Owning rental property is full of many different challenges. If you think that you can buy any property, slap a coat of paint on in the living room and wait for the checks to come, you will be in for quite a surprise. Owning rental property and developing a portfolio require time, money and plenty of patience. This is the case, whether you own one small single-family or multiple commercial units. You need to accept that there will be calls at all hours of the night from tenants that have never lived on their own before or from neighbors complaining about a car parked near their yard. Whatever your goals are, you should first accept that it won’t be easy being a landlord and there will be many times that it will be very frustrating. Once you acknowledge this, you can start to think about which type of properties you want to look for.

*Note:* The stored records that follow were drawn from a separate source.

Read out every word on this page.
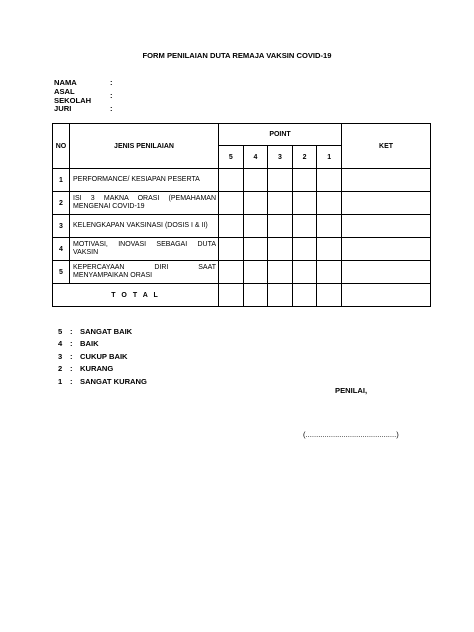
FORM PENILAIAN DUTA REMAJA VAKSIN COVID-19
NAMA	:
ASAL SEKOLAH	:
JURI	:
NO	JENIS PENILAIAN	POINT					KET
		5	4	3	2	1	
1	PERFORMANCE/ KESIAPAN PESERTA						
2	ISI 3 MAKNA ORASI (PEMAHAMAN MENGENAI COVID-19						
3	KELENGKAPAN VAKSINASI (DOSIS I & II)						
4	MOTIVASI, INOVASI SEBAGAI DUTA VAKSIN						
5	KEPERCAYAAN DIRI SAAT MENYAMPAIKAN ORASI						
T O T A L							
5	: SANGAT BAIK
4	: BAIK
3	: CUKUP BAIK
2	: KURANG
1	: SANGAT KURANG
PENILAI,
(...........................................)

With most every rental property, you will be faced with the choice of generating monthly cash flow versus trying to accumulate long term appreciation. The perfect scenario will do both for you, but this may not always be the case. Some properties can give you the cash flow you are looking for, but may take several years to take off in value. If you buy in a good area where demand is high, you can get maximum rental price. Because of this, you will most likely have to pay at the top end of the market price when you purchase. This means that pulling money out may be difficult or take several years until home values rise. Under this scenario, you will make money monthly, but the bulk of your investment will be tied up for several years preventing you from using that money elsewhere. The property will appreciate over time, but not for several years down the road.

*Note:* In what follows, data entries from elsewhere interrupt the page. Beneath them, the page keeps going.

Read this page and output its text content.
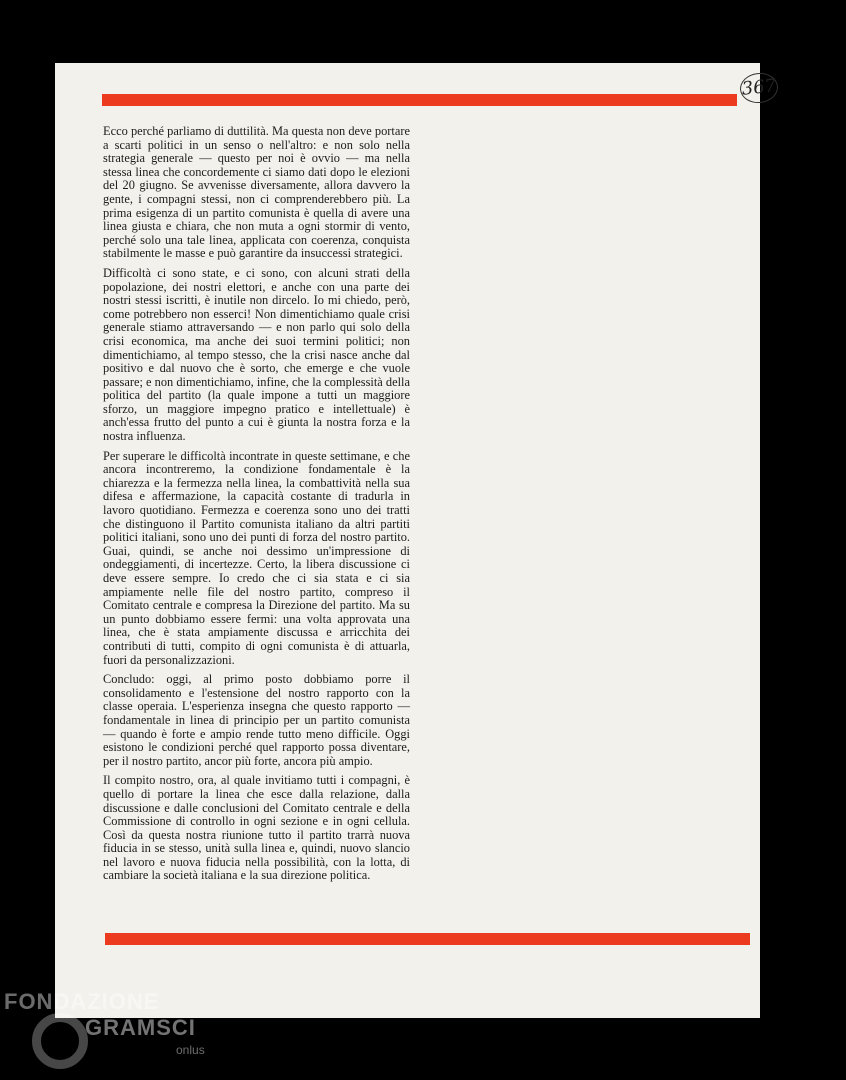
367

Ecco perché parliamo di duttilità. Ma questa non deve portare a scarti politici in un senso o nell'altro: e non solo nella strategia generale — questo per noi è ovvio — ma nella stessa linea che concordemente ci siamo dati dopo le elezioni del 20 giugno. Se avvenisse diversamente, allora davvero la gente, i compagni stessi, non ci comprenderebbero più. La prima esigenza di un partito comunista è quella di avere una linea giusta e chiara, che non muta a ogni stormir di vento, perché solo una tale linea, applicata con coerenza, conquista stabilmente le masse e può garantire da insuccessi strategici.

Difficoltà ci sono state, e ci sono, con alcuni strati della popolazione, dei nostri elettori, e anche con una parte dei nostri stessi iscritti, è inutile non dircelo. Io mi chiedo, però, come potrebbero non esserci! Non dimentichiamo quale crisi generale stiamo attraversando — e non parlo qui solo della crisi economica, ma anche dei suoi termini politici; non dimentichiamo, al tempo stesso, che la crisi nasce anche dal positivo e dal nuovo che è sorto, che emerge e che vuole passare; e non dimentichiamo, infine, che la complessità della politica del partito (la quale impone a tutti un maggiore sforzo, un maggiore impegno pratico e intellettuale) è anch'essa frutto del punto a cui è giunta la nostra forza e la nostra influenza.

Per superare le difficoltà incontrate in queste settimane, e che ancora incontreremo, la condizione fondamentale è la chiarezza e la fermezza nella linea, la combattività nella sua difesa e affermazione, la capacità costante di tradurla in lavoro quotidiano. Fermezza e coerenza sono uno dei tratti che distinguono il Partito comunista italiano da altri partiti politici italiani, sono uno dei punti di forza del nostro partito. Guai, quindi, se anche noi dessimo un'impressione di ondeggiamenti, di incertezze. Certo, la libera discussione ci deve essere sempre. Io credo che ci sia stata e ci sia ampiamente nelle file del nostro partito, compreso il Comitato centrale e compresa la Direzione del partito. Ma su un punto dobbiamo essere fermi: una volta approvata una linea, che è stata ampiamente discussa e arricchita dei contributi di tutti, compito di ogni comunista è di attuarla, fuori da personalizzazioni.

Concludo: oggi, al primo posto dobbiamo porre il consolidamento e l'estensione del nostro rapporto con la classe operaia. L'esperienza insegna che questo rapporto — fondamentale in linea di principio per un partito comunista — quando è forte e ampio rende tutto meno difficile. Oggi esistono le condizioni perché quel rapporto possa diventare, per il nostro partito, ancor più forte, ancora più ampio.

Il compito nostro, ora, al quale invitiamo tutti i compagni, è quello di portare la linea che esce dalla relazione, dalla discussione e dalle conclusioni del Comitato centrale e della Commissione di controllo in ogni sezione e in ogni cellula. Così da questa nostra riunione tutto il partito trarrà nuova fiducia in se stesso, unità sulla linea e, quindi, nuovo slancio nel lavoro e nuova fiducia nella possibilità, con la lotta, di cambiare la società italiana e la sua direzione politica.

FONDAZIONE
GRAMSCI
onlus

An alternative to this is to buy a property below market value with less yield every month but a better short term sales option. The monthly cash flow is only seen as a bridge until you decide to sell. This could happen in only a few months or even a few years but your mindset from the time you purchase is to get in and out in a short time frame. Knowing this will impact the type of work you put into the house and the lease structure you provide. If you think you are going to sell within six months you may opt for a month to month lease and only put work in that can cover the short term. The rent received is not your main goal rather just something that will cover your expenses and leave you positive until you sell. What many investors that opt for this strategy find is that while the intent may be to sell nothing is guaranteed. They could find that the rental market may be stronger than the buying market and want to hold onto the property for one more lease. One lease turns into two and soon enough you are five years after you bought. You can look to fix problems inexpensively but never just put a band-aid on a property that may come back to haunt you.

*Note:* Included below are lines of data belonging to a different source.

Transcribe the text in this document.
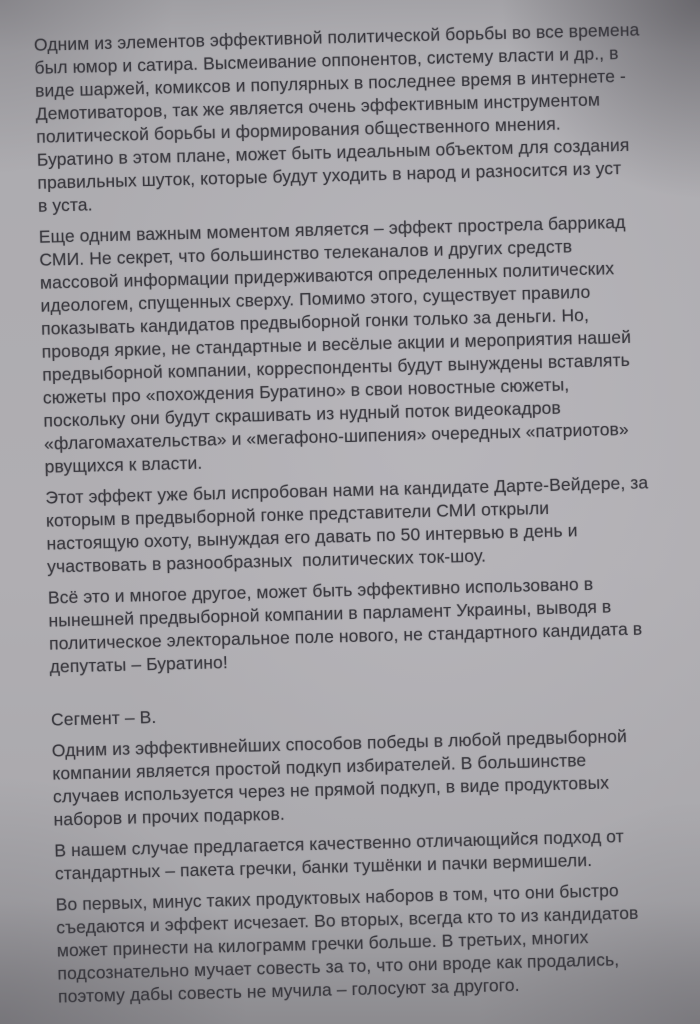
Одним из элементов эффективной политической борьбы во все времена
был юмор и сатира. Высмеивание оппонентов, систему власти и др., в
виде шаржей, комиксов и популярных в последнее время в интернете -
Демотиваторов, так же является очень эффективным инструментом
политической борьбы и формирования общественного мнения.
Буратино в этом плане, может быть идеальным объектом для создания
правильных шуток, которые будут уходить в народ и разносится из уст
в уста.

Еще одним важным моментом является – эффект прострела баррикад
СМИ. Не секрет, что большинство телеканалов и других средств
массовой информации придерживаются определенных политических
идеологем, спущенных сверху. Помимо этого, существует правило
показывать кандидатов предвыборной гонки только за деньги. Но,
проводя яркие, не стандартные и весёлые акции и мероприятия нашей
предвыборной компании, корреспонденты будут вынуждены вставлять
сюжеты про «похождения Буратино» в свои новостные сюжеты,
поскольку они будут скрашивать из нудный поток видеокадров
«флагомахательства» и «мегафоно-шипения» очередных «патриотов»
рвущихся к власти.

Этот эффект уже был испробован нами на кандидате Дарте-Вейдере, за
которым в предвыборной гонке представители СМИ открыли
настоящую охоту, вынуждая его давать по 50 интервью в день и
участвовать в разнообразных  политических ток-шоу.

Всё это и многое другое, может быть эффективно использовано в
нынешней предвыборной компании в парламент Украины, выводя в
политическое электоральное поле нового, не стандартного кандидата в
депутаты – Буратино!

Сегмент – В.

Одним из эффективнейших способов победы в любой предвыборной
компании является простой подкуп избирателей. В большинстве
случаев используется через не прямой подкуп, в виде продуктовых
наборов и прочих подарков.

В нашем случае предлагается качественно отличающийся подход от
стандартных – пакета гречки, банки тушёнки и пачки вермишели.

Во первых, минус таких продуктовых наборов в том, что они быстро
съедаются и эффект исчезает. Во вторых, всегда кто то из кандидатов
может принести на килограмм гречки больше. В третьих, многих
подсознательно мучает совесть за то, что они вроде как продались,
поэтому дабы совесть не мучила – голосуют за другого.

What is fairly universal among landlords is that a quality tenant is better than trying to squeeze every dime out of the property. Your goal may call for you to try to get $1,100/mo. in rent but if an existing tenant is paying $1,000 it is probably worth the $100 a month to keep them for another lease. A bad tenant can make even the most conservative goals difficult. Your time is one of the most important assets you have in business. If you have to spend it dealing with tenant complaints or issues with your property, that is time you can’t spend elsewhere. Bad tenants can not only sap you of your time, they can lead to you hiring a property manager that will cut into your monthly cash flow. Make sure your goals account for the various issues that will come up with existing tenants, your property and finding new tenants from lease to lease. The path of least resistance is often the best plan of attack when it comes to dealing with rental properties.
There is a lot that goes into deciding to buy a rental property. With all of the options and the amount of work that goes into being a landlord, it may not be for every type of investor. Before you find a rental niche that works for you, write down your goals and strategies for owning rental properties. If your goals are in line with the properties you buy this can start you on your path to real long term real estate wealth.